Solitamente non rileggo i libri. Ce ne sono troppi nell’universo – che altri chiama la Biblioteca – e ho questa spiccata (morale, opprimente, gioiosa, affamata) tendenza non all’edonismo della lettura, ma all’addizione, all’evoluzione discreta. Il bisogno di aggiungere un pezzo di universo alla volta, di integrare sistemi, di aggiungere informazioni. Ogni libro un mattone, mi costruisco lentamente. Spesso ci perdo in profondità. Ogni tanto ci guadagno in vastità, curiosità, nuove scoperte.
Esplorare l’universo richiede tempo e pazienza e io di quest’ultima sono sprovvisto.
Il Monte Analogo è un libro unico, bazlenianamente.

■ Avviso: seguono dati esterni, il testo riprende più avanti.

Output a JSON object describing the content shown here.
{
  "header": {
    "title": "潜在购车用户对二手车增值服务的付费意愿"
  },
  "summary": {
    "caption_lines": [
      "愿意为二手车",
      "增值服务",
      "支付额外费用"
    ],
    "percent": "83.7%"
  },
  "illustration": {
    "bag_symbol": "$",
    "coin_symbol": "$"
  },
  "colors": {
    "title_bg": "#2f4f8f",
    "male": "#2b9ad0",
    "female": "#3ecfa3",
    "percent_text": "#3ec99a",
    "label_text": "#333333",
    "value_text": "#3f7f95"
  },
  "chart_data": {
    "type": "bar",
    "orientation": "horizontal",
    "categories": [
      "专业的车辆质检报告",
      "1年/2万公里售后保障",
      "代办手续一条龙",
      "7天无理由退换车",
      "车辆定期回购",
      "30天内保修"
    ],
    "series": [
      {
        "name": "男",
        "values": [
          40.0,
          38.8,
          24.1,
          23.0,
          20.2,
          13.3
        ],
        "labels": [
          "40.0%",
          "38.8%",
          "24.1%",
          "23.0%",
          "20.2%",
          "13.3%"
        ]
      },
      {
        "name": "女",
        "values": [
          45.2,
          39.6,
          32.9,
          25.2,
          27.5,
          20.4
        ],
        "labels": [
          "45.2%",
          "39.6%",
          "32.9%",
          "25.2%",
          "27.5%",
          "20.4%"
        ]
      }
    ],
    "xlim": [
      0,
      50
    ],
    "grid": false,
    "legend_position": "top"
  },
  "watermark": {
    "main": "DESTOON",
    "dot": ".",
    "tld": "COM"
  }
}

Tutto e il contrario di tutto, è discesa e salita, carne e lettera. Una trasposizione di vita su carta, come ne capitano raramente.
Daumal passò mesi scrivendo poche righe al giorno, meditando e ruminando ogni cosa. Secerneva qualche parola, un evento, una parabola, un intreccio. Con estrema lentezza, con dedizione monacale, redasse la sua vita e il suo sguardo, tentò la salita al cuore del mondo, la tentò sotto forma di racconto.
Raccontava e camminava allo stesso tempo, forse. Sicuramente discendeva in sè e saliva nel regno della metafora, meditava e raccontava, in movimenti opposti, non-euclidei.
Leggo, rileggo ancora e continuo a non comprendere, l’analogia è profonda, forse irraggiungibile, forse irraggiungibile qui ed ora, per me; solo assaporo meglio un peso inusuale di ogni parola, una lentezza che disciplina gli occhi e il cuore, costringe al ritmo giusto, educa le gambe alla montagna.
La parabola degli Uomini Cavi varrebbe da sola il libro. Così l’assioma dell’esistenza del Monte Analogo, la creazione di un mondo che esiste e non esiste insieme (l’ispirazione negli sceneggiatori di Lost è evidente), i peradam, Pierre Sogol.
Libro-miele, dunque, distillato testamento di un genio dello spirito morto a 36 anni.
Come natura, non spreca nulla, agisce per il principio di minima energia. Eppure divaga, si estende fino a comprendere ogni cosa, da Euclide alle leggende tibetane, sanscrito e matematica, quella che noi chiamiamo scienza e quella che altri chiamano mistica (ma che Daumal aveva capito essere lo stesso, in fondo).
Sappiamo che Daumal redasse una rivista geniale a 17 anni, sappiamo che insegnò il sanscrito a Simone Weil, sappiamo che per lui la Montagna era maestra e analogia,
come l’oceano lo fu per Melville, come la biblioteca per Borges.
E’ segno del genio guardare un pezzo di mondo e ritrovarci l’Universo.
Forse tutti quanti siamo destinati ad un’analogia, a tutti è stata data una metafora-assioma con cui ricostruire il mondo, come perno del proprio sguardo.
Il finale “E voi, che cosa cercate?, dunque, potrebbe avere una risposta.